With her years of experience in environmental management, Haas sees this novel approach to species monitoring as a massive step forward.
Photo credit: Ts’udé Nilįné Tuyeta
“We used to have to take people with specialized skills into the wilderness who could identify hundreds of birds just by listening to them,” she says. “Now you can place these units and record many months’ worth of sounds and then scientists can sit and listen as long as they need to. It’s way more efficient and we can gather way more information. We’ve never before had this kind of glimpse into the lives of these animals.”

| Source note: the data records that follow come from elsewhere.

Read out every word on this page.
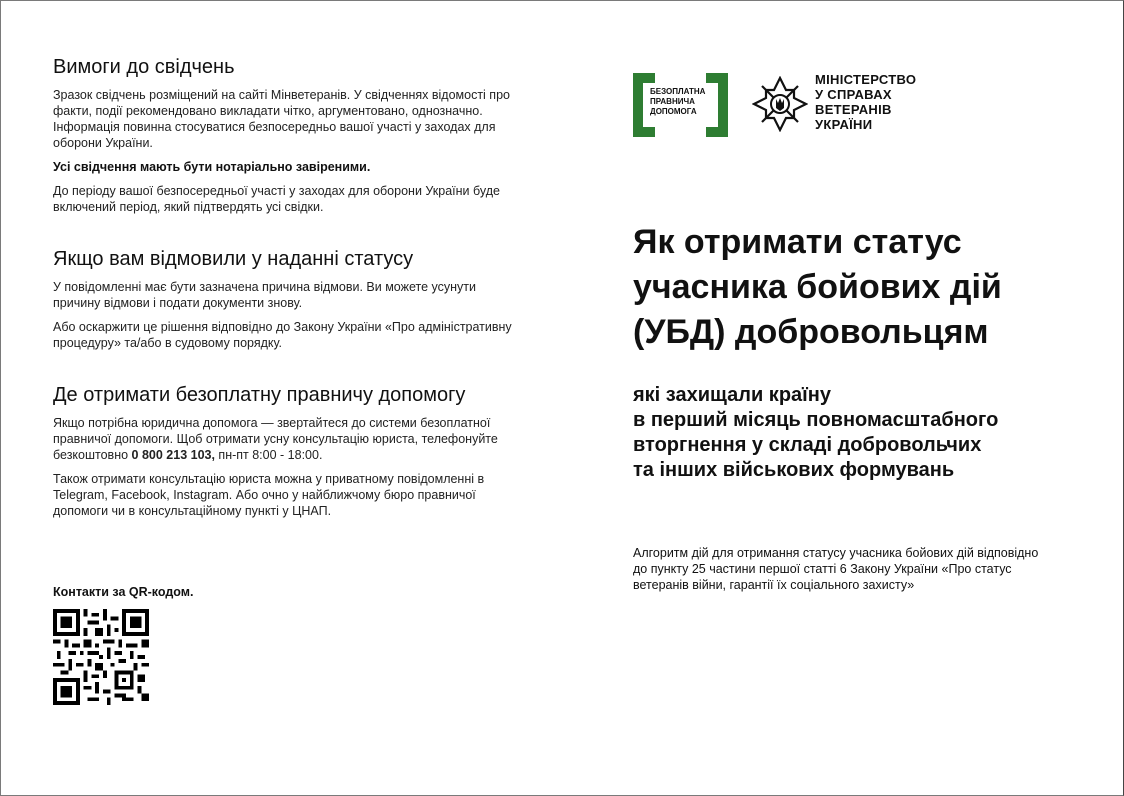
Вимоги до свідчень

Зразок свідчень розміщений на сайті Мінветеранів. У свідченнях відомості про факти, події рекомендовано викладати чітко, аргументовано, однозначно. Інформація повинна стосуватися безпосередньо вашої участі у заходах для оборони України.

Усі свідчення мають бути нотаріально завіреними.

До періоду вашої безпосередньої участі у заходах для оборони України буде включений період, який підтвердять усі свідки.

Якщо вам відмовили у наданні статусу

У повідомленні має бути зазначена причина відмови. Ви можете усунути причину відмови і подати документи знову.

Або оскаржити це рішення відповідно до Закону України «Про адміністративну процедуру» та/або в судовому порядку.

Де отримати безоплатну правничу допомогу

Якщо потрібна юридична допомога — звертайтеся до системи безоплатної правничої допомоги. Щоб отримати усну консультацію юриста, телефонуйте безкоштовно 0 800 213 103, пн-пт 8:00 - 18:00.

Також отримати консультацію юриста можна у приватному повідомленні в Telegram, Facebook, Instagram. Або очно у найближчому бюро правничої допомоги чи в консультаційному пункті у ЦНАП.

Контакти за QR-кодом.
БЕЗОПЛАТНА ПРАВНИЧА ДОПОМОГА
МІНІСТЕРСТВО
У СПРАВАХ
ВЕТЕРАНІВ
УКРАЇНИ
Як отримати статус
учасника бойових дій
(УБД) добровольцям
які захищали країну
в перший місяць повномасштабного
вторгнення у складі добровольчих
та інших військових формувань

Алгоритм дій для отримання статусу учасника бойових дій відповідно до пункту 25 частини першої статті 6 Закону України «Про статус ветеранів війни, гарантії їх соціального захисту»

Both Haas and Jolin are grateful to be studying at 51本色 where the university’s partnership with the Government of the Northwest Territories and wide network of relationships throughout the territory help to make this research possible.
“It’s pretty incredible for a smaller university to have a partnership with an entire territorial government, and it was definitely a good incentive to come here to do my postgrad studies,” says Jolin. “Being able to be up there over the summer and learn from the Indigenous peoples who live and rely on that landscape, it was very humbling for me. I learned an incredible amount.”